An electron microscopy image of lymph node tissue from a mouse that was immunized with an experimental COVID-19 vaccine. (Credit: Yi-Nan Zhang, Kimberly Vanderpool, Theresa Fassel, and Scott Henderson.)

A nanoparticle-based COVID-19 vaccine has elicited immune responses suggesting very potent and broad protection against SARS-CoV-2 in a preclinical study. The results need to be confirmed in human trials but point to the possibility of achieving powerful and enduring immunity against all major SARS-CoV-2 variants.

The experimental vaccine does not use viruses, messenger RNA, or loose copies of the SARS-CoV-2 spike protein, and instead is made from proteins that self-assemble into virus-like nanoparticle structures.

In mice, the researchers found, these nanoparticle structures elicit immune responses that powerfully neutralize the original Wuhan strain of SARS-CoV-2, and — with the same potency — all the other major variants of concern including the fast-spreading delta variant.

The self-assembling nanoparticle design is one that the researchers have used in recent years for other candidate vaccines, including for HIV, hepatitis C virus, and Ebola virus.
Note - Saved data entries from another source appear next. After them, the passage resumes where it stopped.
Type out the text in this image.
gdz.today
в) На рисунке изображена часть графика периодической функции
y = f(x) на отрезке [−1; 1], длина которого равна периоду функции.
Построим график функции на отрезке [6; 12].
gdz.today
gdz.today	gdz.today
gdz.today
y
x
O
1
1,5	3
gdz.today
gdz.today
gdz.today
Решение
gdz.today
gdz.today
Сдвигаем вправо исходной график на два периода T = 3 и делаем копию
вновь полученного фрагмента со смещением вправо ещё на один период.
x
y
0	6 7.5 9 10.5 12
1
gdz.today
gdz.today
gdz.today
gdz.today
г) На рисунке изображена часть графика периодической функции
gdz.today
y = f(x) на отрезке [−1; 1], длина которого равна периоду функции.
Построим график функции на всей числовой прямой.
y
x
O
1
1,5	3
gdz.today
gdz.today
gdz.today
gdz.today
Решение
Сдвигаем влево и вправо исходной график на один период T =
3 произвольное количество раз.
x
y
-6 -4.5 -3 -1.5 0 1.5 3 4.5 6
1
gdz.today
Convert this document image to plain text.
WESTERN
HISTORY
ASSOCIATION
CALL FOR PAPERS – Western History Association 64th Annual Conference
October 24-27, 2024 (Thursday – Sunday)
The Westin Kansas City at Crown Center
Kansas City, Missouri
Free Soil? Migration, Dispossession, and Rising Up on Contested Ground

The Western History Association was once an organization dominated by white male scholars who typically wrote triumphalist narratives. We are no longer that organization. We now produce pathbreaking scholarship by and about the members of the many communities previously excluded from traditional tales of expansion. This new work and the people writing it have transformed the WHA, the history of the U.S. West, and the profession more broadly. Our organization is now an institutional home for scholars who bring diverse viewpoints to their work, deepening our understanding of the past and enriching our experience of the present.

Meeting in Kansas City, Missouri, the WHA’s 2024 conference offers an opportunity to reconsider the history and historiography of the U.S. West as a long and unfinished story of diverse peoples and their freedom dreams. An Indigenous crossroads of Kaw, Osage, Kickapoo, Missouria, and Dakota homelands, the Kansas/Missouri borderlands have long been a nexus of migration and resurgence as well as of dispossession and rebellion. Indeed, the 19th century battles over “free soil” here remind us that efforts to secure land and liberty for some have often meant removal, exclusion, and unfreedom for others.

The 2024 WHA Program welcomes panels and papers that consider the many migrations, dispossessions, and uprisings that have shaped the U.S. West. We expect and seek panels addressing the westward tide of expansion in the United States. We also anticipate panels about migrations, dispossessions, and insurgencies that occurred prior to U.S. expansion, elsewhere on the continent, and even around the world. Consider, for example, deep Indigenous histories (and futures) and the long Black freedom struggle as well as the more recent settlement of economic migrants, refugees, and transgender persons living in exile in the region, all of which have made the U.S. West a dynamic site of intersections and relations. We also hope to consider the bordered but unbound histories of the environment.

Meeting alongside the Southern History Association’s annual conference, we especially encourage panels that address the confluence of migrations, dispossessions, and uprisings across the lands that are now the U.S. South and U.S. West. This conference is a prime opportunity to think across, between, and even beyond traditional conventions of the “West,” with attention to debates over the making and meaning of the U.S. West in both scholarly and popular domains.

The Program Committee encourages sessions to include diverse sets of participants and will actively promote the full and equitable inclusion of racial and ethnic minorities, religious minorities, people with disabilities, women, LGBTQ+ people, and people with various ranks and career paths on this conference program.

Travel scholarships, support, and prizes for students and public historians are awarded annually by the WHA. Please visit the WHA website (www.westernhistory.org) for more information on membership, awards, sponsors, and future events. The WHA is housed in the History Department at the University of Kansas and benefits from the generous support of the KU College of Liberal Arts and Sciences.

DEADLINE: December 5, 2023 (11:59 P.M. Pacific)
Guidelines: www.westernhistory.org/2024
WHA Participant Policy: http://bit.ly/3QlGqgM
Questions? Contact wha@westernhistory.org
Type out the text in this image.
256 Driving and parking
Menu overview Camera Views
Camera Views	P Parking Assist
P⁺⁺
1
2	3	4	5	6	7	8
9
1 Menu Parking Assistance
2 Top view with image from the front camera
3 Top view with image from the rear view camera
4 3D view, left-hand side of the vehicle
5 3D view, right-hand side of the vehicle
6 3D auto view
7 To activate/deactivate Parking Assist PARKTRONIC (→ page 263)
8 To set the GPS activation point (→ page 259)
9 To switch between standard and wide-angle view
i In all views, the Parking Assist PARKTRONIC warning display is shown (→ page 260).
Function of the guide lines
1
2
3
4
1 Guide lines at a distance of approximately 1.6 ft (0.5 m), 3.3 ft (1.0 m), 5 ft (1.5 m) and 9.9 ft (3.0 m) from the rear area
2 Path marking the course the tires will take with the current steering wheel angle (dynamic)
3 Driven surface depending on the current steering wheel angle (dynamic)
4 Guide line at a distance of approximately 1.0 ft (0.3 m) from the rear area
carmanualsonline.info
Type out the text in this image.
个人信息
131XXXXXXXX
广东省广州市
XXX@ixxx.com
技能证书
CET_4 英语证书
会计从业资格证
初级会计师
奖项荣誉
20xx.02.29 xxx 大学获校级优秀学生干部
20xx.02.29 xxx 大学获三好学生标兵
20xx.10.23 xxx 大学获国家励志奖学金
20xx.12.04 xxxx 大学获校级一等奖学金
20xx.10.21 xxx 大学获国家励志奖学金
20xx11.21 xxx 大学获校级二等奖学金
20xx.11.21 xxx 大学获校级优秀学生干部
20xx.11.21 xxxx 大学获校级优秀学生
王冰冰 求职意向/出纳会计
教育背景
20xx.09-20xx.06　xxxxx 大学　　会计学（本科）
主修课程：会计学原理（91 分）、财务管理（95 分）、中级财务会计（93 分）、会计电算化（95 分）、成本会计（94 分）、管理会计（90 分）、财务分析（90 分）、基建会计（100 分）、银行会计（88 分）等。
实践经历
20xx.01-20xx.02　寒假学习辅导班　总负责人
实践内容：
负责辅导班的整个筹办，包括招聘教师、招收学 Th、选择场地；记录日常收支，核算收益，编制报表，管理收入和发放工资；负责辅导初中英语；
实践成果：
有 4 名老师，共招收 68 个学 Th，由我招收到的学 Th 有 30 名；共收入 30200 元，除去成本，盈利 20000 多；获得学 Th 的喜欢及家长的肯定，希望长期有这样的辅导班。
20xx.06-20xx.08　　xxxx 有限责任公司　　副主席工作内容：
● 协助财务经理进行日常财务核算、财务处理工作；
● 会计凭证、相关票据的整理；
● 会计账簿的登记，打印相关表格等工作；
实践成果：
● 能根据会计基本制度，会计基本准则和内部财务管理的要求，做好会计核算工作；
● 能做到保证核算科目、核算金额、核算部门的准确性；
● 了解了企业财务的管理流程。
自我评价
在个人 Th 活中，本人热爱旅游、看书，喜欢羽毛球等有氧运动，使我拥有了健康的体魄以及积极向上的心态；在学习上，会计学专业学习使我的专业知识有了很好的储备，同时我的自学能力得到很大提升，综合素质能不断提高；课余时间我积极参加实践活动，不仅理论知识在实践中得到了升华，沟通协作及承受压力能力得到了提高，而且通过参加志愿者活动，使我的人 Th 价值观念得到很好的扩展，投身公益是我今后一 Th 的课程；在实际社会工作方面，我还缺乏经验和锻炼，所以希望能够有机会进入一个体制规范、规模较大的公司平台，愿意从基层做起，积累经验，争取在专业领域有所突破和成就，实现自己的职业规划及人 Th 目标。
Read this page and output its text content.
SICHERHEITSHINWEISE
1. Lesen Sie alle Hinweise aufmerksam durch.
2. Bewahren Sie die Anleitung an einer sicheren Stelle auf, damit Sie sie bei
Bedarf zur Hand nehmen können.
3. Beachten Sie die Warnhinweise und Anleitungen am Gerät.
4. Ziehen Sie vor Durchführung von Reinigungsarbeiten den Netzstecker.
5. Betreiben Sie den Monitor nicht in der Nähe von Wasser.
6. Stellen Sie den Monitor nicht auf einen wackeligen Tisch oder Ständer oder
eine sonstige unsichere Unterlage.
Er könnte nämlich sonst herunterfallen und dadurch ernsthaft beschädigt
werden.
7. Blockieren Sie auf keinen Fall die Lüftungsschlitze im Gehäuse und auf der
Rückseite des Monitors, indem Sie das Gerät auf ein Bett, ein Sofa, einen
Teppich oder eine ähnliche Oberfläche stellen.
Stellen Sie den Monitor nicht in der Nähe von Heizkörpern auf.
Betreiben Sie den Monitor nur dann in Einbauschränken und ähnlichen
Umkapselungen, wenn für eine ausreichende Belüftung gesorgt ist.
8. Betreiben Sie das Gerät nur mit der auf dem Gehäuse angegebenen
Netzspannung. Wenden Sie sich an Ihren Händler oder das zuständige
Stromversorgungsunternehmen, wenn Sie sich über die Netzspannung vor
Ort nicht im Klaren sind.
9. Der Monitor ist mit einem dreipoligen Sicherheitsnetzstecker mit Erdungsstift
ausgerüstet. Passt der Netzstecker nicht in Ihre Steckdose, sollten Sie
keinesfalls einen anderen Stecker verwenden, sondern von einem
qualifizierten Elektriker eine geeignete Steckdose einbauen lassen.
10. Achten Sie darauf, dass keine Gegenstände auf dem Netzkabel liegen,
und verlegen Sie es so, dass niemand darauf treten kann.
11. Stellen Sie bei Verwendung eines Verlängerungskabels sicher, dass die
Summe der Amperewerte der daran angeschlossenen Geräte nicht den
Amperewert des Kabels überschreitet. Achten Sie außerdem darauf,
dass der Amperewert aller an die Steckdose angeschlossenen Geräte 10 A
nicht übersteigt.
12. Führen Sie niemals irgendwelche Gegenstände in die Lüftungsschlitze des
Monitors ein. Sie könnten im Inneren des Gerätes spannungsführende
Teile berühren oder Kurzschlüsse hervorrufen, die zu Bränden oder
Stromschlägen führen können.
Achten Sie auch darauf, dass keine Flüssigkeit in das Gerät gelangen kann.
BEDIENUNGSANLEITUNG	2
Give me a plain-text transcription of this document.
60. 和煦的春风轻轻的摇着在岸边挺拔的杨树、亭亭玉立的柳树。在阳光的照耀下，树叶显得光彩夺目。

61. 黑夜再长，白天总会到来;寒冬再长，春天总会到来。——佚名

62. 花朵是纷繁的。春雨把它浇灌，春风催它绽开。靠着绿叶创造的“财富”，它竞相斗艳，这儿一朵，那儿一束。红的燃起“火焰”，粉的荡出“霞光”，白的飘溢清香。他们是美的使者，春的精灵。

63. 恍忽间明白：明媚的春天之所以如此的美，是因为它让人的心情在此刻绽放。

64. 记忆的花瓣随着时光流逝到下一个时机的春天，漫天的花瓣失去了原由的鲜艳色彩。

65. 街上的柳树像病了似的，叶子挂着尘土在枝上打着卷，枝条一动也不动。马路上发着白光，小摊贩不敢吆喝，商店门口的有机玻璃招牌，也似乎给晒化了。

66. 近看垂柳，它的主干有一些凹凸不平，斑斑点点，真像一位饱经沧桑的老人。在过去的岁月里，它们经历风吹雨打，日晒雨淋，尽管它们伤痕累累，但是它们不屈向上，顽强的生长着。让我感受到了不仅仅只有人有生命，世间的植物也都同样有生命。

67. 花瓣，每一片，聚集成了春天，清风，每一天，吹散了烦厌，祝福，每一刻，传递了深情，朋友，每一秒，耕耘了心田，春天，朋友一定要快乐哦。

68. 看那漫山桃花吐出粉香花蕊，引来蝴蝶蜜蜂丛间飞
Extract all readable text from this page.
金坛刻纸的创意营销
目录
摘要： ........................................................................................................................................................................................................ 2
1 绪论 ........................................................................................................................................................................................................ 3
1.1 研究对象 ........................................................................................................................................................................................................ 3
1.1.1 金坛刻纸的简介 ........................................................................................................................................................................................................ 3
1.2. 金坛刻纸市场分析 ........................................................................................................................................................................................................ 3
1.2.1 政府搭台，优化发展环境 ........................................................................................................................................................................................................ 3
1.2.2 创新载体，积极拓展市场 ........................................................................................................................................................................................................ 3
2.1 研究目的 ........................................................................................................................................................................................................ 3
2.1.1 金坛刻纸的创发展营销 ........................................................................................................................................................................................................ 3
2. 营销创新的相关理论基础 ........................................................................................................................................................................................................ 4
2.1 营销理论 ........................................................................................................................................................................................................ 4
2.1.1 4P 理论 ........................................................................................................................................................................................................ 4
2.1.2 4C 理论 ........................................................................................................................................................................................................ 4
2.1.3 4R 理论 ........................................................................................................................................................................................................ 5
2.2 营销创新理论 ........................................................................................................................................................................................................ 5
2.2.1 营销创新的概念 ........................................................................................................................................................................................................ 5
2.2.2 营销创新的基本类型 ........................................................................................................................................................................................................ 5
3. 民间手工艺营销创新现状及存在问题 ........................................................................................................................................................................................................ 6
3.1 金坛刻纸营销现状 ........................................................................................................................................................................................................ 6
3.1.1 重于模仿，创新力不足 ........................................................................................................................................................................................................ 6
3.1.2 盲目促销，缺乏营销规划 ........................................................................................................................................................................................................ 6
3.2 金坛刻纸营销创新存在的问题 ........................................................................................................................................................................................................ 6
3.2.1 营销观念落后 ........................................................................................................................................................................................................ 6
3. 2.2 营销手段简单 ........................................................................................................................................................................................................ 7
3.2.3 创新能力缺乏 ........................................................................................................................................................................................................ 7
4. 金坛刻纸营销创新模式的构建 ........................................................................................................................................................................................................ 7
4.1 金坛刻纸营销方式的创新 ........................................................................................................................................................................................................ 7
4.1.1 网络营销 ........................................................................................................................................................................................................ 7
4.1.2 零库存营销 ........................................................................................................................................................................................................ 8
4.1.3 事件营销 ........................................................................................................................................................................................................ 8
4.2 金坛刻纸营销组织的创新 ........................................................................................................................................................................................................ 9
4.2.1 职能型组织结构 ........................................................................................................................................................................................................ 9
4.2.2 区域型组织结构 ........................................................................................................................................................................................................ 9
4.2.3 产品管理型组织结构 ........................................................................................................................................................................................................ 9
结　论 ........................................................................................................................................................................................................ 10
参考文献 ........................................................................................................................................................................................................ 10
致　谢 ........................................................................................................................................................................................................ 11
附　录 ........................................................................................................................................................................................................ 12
It features a nanoparticle sphere of protein into which smaller proteins that mimic the virus’s outer spike proteins embed themselves.

The study thus suggests that the nanoparticle-based design, if eventually approved for use after clinical trials could greatly outperform other COVID-19 vaccines in terms of the potency of protection, the breadth of protection, and perhaps also the duration of protection.